I've had men ask me out on the Tube - it's not that I'm gorgeous but more that lots of men see opportunities for sex everywhere and neither know nor care how creepy this is. I am friendly. I talk to people on public transport, in the supermarket and at the GP surgery etc. But at the risk of missing out on a Brief Encounter moment I don't want to be chatted up in those settings. Obviously, there are some women who welcome this approach. They're probably the same ones who love having scaffolders shout: "Nice jugs!"

Last year I had workmen in and got a creepy painter who stripped to his pants in front of me - it was so quick, it was like he was in the Full Monty. When I pointed out the bathroom where he could change he said: "I'm not shy." Well, I am, so I asked his boss to send someone else after he repeated it and other dodgy comments on the second day. I don't care if this affected his livelihood. He creeped me out in my own home where I should feel safe.

There were other workmen from the same firm - two electricians and a plasterer who didn't worry me at all. Like the painter, the plasterer also had to get changed but he asked where he could do it and leave his clothes before I even said anything. I imagine the electricians and the plasterer meet women in their spare time, not on the job.

OP I'd change the locks for peace of mind. It doesn't matter whether the man was unattractive or not. If I'd have met the copper in a pub or at a party I might have gone for that drink because he was young and attractive. But police using privileged information to get a shag, or worse, is taken a little bit more seriously all these years later. I'm quite sure there were still rules about it in the 1990s though and the same goes for any job.

MassageForLife · 29/10/2023 17:03

Creepy23 · 29/10/2023 17:02

It shows on the statement. I work in banking, but thanks.

That's just not true.

verdantverdure · 29/10/2023 17:04

This guy had no reason to think @Creepy23 had any interest in him.

Why did he ask her out?

verdantverdure · 29/10/2023 17:05

YoureALizardHarry11 · 29/10/2023 17:02

If you weren’t interested you could just say no and then leave it there. If he continued to text or be abusive then I’d report. He just tried his luck by the sounds of it. Ok, It could be construed as creepy that he kept your keys, but it’s done now. He wanted an excuse to see you.

And he didn't care what she wanted.

Badbadbunny · 29/10/2023 17:05

Creepy23 · 29/10/2023 17:02

It shows on the statement. I work in banking, but thanks.
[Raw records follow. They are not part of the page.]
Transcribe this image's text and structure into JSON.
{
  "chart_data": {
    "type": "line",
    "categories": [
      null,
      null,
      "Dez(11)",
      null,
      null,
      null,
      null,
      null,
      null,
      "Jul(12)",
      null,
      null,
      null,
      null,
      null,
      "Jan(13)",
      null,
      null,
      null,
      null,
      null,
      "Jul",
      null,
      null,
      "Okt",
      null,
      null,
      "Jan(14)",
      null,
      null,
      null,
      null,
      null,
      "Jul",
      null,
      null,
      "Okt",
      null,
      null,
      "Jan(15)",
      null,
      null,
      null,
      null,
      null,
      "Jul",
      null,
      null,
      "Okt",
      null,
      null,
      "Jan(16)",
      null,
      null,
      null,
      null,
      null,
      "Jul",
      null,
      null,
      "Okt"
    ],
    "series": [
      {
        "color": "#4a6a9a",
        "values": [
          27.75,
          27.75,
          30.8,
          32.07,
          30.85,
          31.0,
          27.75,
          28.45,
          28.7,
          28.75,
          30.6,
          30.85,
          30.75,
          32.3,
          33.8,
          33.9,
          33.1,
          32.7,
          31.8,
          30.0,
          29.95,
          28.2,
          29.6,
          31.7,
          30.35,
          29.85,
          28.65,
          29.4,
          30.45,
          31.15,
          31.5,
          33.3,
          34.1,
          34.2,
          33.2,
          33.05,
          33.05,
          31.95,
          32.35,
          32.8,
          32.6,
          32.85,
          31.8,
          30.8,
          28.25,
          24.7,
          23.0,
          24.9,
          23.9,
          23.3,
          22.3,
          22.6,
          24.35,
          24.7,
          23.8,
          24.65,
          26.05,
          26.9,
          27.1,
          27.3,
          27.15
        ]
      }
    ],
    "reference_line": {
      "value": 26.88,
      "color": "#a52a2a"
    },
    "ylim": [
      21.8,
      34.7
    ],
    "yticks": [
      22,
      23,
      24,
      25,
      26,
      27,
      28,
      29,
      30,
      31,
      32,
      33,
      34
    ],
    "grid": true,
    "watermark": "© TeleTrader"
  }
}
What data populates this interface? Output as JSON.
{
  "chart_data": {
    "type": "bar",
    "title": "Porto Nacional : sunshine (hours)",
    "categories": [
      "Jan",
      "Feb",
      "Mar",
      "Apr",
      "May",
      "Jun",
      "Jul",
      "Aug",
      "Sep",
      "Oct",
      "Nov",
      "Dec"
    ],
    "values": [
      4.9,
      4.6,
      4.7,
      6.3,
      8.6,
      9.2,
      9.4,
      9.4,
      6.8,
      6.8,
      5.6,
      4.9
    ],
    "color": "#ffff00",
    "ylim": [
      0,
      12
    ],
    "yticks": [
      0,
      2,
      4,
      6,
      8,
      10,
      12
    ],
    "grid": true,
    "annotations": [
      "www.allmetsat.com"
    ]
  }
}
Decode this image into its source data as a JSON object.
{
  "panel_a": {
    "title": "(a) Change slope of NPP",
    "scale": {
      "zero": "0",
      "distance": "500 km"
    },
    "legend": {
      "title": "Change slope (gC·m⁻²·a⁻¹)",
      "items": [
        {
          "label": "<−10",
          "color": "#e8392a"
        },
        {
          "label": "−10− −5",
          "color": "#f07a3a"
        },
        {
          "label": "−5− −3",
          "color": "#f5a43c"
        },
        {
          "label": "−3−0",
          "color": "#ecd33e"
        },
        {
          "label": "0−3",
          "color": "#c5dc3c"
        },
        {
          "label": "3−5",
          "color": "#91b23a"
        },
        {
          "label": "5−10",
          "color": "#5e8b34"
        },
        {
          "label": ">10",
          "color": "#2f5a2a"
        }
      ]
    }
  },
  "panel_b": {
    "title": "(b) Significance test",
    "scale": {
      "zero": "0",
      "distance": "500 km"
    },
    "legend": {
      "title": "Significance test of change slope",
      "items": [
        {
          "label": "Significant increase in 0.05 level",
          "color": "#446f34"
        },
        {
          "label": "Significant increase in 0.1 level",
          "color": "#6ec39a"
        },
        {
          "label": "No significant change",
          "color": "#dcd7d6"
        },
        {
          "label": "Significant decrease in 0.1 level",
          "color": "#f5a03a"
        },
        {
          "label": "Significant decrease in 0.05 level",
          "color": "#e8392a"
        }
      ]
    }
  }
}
Funny that. I've got my own business and therefore give my customers my business bank details so they can pay me. All I ever see on my bank statements/online banking is whatever "reference" they've entered, which is typically their name and invoice number. I've never seen their bank details such as sort code or account number. I'd love to know which banks show the payee's sort code and account number on the recipient's bank statement!